ELIAMO - Alternative Universes

From the fusion of American-style rock, poetic singer-songwriter music, and pop that winks at the mainstream audience comes Alternative Universes, the new album by Eliamo.

An album meticulously crafted, from the lyrics to the arrangements.

An album that celebrates change, detachment, and travel.

Indeed, the title refers to the image of a hypothetical world, also the result of a journey, one into time (from the future), undertaken to fix what seemed lost forever.

The entire album contains images of this kind, fantasies and dreams that embellish and animate Eliamo's philosophical reflections on love, relationships, and society.

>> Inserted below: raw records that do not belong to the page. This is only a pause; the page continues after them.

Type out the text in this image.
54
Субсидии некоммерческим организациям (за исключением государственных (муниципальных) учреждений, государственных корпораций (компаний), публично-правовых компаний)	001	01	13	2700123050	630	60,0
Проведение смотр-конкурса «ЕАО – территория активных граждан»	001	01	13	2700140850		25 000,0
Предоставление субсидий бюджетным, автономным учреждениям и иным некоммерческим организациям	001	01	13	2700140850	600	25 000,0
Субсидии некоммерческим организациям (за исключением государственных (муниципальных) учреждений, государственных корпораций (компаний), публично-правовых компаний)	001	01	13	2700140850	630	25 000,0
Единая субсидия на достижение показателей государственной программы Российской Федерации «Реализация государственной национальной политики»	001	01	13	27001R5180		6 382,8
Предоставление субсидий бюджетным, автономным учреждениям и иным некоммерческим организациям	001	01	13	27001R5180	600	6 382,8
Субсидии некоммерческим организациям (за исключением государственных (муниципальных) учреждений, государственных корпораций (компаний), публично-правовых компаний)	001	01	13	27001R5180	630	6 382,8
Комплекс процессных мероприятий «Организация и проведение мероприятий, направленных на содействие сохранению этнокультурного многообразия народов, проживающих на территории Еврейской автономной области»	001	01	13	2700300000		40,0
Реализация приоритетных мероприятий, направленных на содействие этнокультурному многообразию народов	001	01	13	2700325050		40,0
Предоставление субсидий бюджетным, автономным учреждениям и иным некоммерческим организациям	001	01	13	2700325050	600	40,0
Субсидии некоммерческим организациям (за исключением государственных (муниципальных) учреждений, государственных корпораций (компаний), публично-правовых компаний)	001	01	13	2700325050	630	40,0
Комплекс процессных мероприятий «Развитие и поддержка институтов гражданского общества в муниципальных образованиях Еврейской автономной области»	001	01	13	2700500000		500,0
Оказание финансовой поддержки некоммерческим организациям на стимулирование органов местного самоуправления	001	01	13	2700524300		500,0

Through the ten tracks that compose it, one can find themselves catapulted into charged and intense atmospheres, very carefree, or, on the contrary, more melancholic and introspective, dominated by dark lines.

The album opens with Nuclear Explosion, a track that immediately confronts us with a melody that straddles rock-pop and experimental additions.

As happens in love, instead, begins with a calmer atmosphere but remains tense and dark, due to the lyrics and the great expressive ability of the Sicilian singer.

It continues with Genetic Manipulation, a soft and slightly jazzy track that conceals tense lyrics, straddling dream and reality, followed by

Ordinary Delirium, which recalls the more melodic pieces of the "now old" Italian rock bands, aiming to criticize today's society.

Burn (the first single from the album) is one of the tracks where the immense work in sound research is most noticeable, a nostalgic and evocative song.

The Goddess is a melancholic ballad, dominated by piercing strings and a soulful guitar, contrasting with Alternative Universes, much more rock, bright, and radio-friendly.

Return to Nothing is a contradictory song, critical and disillusioned in the lyrics and rhythmic and playful in the sound.

Sweetest Memory guides us towards the final bars with one last burst of imagination, a track where modern singer-songwriter music meets references to more "classic," almost folk, light music.

Finally, You Fall Asleep closes the work in grand style: light yet epic at the same time, perhaps the most evocative and touching song of the album due to the simplicity but at the same time the strength of the images created by the artist.